Let $(\Omega,B,\mu)$ be a probability space where $\Omega$ is $[0,1]$, $\mu$ the Lebesgue measure, $B$ the Borel $\sigma$-algebra of $[0,1]$ and $f(w)=1-w$ be a random variable. Let $\phi:\mathbb R\rightarrow\mathbb R$ and $\phi(x) = X$ Our definition of expectation is:
$$E(f) = \int_\Omega f(w) \mu(dw),$$
and by the measure transformation theorem: $$E(f)=\int_R \phi(f(w))\mu(dw) = \int_Rx\mu_f(dx).$$
Using this definition and:
$$\mu_f=\begin{cases} \mu(\emptyset) = 0 & x < 0 \\ \mu([1-x,1)) = x & 0 \leq x \leq 1\\ \mu([0,1]) = 1 & x > 1 \end{cases}.$$
Is the expectation of $f(w)=1-w$ just:
$$E(f) = \int_{\mathbb R}x\mu_f(dx) = \int_{[0,\infty)}x\mu_f(dx) - \int_{(\infty,0]}x\mu_f(dx),$$
where:
$$\int_{[0,\infty)}x\mu_f(dx) = x\mu_f([0,1]) + x\mu_f((1,\infty)) = x*x + x?$$
The end of your calculation is wrong, the expectation is a number, not a function of $x$.

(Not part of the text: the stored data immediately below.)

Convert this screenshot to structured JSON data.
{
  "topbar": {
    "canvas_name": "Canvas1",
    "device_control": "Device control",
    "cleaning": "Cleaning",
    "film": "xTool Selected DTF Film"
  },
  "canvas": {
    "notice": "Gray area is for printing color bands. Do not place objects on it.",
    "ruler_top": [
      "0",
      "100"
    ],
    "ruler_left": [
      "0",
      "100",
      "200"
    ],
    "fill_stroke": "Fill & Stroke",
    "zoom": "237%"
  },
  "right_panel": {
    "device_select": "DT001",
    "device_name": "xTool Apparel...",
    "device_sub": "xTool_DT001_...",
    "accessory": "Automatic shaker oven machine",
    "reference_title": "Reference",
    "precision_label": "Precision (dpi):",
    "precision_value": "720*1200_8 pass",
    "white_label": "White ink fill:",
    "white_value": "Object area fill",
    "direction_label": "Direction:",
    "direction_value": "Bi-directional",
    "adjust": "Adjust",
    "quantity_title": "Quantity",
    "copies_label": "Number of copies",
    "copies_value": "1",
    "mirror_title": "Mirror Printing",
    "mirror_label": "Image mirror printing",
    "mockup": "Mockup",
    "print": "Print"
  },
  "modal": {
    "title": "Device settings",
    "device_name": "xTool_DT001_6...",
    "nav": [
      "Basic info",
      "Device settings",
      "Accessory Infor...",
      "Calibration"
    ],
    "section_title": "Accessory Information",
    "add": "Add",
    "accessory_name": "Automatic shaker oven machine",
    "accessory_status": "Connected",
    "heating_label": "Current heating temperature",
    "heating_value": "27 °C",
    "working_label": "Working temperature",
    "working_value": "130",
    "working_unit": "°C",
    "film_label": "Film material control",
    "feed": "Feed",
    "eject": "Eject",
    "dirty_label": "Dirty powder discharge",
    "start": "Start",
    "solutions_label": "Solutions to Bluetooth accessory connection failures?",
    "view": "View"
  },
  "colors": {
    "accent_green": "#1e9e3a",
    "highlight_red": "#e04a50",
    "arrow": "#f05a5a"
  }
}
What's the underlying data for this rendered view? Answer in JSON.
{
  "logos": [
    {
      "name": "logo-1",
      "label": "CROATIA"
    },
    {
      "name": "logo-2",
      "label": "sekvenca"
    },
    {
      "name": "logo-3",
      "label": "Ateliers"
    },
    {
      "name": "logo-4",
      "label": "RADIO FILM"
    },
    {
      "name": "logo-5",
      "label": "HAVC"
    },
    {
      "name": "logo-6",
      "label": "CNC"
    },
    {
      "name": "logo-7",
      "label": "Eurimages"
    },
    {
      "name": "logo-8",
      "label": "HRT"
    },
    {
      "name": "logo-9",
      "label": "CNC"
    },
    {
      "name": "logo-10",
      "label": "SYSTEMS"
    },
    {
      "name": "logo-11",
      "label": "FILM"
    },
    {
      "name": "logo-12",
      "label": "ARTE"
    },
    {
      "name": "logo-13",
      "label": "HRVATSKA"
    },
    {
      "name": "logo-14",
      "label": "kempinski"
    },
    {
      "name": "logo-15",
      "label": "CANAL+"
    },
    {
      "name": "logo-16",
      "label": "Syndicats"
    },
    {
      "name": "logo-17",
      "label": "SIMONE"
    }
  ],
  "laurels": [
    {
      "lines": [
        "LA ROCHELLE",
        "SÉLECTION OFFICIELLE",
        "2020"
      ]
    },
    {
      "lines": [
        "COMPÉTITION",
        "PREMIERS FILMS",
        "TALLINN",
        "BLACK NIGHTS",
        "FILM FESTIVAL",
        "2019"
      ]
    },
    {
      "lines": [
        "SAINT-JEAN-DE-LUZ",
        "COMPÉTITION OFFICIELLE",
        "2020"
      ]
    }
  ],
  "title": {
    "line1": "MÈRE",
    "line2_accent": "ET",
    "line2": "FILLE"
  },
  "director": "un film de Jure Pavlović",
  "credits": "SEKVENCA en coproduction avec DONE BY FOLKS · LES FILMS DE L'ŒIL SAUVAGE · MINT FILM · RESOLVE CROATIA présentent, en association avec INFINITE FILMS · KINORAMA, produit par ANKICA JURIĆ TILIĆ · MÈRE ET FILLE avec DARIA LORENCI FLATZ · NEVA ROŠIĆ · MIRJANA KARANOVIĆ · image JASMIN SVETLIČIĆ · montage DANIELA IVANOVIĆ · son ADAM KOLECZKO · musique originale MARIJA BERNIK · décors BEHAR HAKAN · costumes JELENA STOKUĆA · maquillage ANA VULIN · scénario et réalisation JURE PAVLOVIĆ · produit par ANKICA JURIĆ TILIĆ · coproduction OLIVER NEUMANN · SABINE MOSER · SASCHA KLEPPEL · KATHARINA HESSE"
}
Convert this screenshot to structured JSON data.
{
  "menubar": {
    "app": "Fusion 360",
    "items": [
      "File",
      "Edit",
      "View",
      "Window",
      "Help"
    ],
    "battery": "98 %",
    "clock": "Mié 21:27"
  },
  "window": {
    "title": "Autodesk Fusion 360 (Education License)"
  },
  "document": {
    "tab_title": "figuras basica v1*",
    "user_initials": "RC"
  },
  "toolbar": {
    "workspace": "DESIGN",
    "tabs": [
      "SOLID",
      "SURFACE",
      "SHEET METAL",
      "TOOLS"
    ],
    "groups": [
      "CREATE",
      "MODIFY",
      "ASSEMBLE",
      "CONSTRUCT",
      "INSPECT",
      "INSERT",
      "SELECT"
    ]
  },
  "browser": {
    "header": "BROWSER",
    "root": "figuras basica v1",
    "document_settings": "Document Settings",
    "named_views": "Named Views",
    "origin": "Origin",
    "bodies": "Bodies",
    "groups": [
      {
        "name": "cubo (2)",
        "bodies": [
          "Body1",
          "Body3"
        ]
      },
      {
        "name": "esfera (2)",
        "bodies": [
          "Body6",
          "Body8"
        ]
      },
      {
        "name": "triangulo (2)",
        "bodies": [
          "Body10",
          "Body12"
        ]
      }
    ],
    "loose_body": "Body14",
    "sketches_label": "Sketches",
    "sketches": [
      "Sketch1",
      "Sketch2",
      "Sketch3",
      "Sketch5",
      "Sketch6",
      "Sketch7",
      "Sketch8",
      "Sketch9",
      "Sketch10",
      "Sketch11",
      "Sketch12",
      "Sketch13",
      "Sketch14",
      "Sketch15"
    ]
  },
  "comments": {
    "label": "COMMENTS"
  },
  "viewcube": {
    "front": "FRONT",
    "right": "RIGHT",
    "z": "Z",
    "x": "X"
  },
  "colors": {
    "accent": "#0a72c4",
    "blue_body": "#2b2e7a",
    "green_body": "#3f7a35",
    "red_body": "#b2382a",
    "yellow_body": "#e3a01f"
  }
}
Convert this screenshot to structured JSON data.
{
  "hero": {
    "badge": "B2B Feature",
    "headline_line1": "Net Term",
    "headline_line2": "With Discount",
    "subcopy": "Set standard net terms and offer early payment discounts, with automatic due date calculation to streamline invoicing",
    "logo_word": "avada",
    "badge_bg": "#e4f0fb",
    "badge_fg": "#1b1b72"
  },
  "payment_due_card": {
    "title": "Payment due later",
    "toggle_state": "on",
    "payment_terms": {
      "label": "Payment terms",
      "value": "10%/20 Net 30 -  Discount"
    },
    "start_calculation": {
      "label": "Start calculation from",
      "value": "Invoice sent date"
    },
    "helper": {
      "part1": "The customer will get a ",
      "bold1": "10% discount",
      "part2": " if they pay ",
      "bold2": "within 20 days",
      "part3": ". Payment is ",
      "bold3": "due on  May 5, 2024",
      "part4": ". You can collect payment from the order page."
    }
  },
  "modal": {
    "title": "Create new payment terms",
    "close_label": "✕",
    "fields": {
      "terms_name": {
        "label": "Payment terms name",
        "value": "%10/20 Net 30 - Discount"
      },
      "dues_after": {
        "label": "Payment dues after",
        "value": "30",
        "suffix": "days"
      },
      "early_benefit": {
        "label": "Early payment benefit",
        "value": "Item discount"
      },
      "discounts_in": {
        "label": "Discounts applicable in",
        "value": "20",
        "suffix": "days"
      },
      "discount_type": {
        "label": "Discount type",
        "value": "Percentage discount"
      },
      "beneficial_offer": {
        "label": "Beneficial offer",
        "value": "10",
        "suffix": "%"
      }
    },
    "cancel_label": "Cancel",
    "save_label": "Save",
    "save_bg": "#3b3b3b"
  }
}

Here you don't need to introduce the law of $f$ because you know $(\Omega,B,\mu)$. So if you want to compute the expectation you just need to use the definition that you recalled.
$$E(f)=\int_\Omega fd\mu=\int_0^1(1-\omega)d\omega=\frac{1}{2}$$
Now if you really want to use $\mu_f$, your calculation of the cdf is correct: $$\mu_f((-\infty,x])=\mu(f\leq x)=\left\lbrace\begin{array}{cc} 0, & x<0\\ x, & 0\leq x\leq 1\\ 1, & 1<x \end{array}\right.$$ So $\mu_f$ has a density w.r.t. the Lebesgue measure, which is $\mathbf{1}_{[0,1]}$, i.e. $\mu_f(dx)=\mathbf{1}_{[0,1]}(x)dx$. Then the expectation is $$E(f)=\int_\mathbb{R}x\mu_f(dx)=\int_\mathbb{R}x\mathbf{1}_{[0,1]}(x)dx=\int_0^1xdx=\frac{1}{2}$$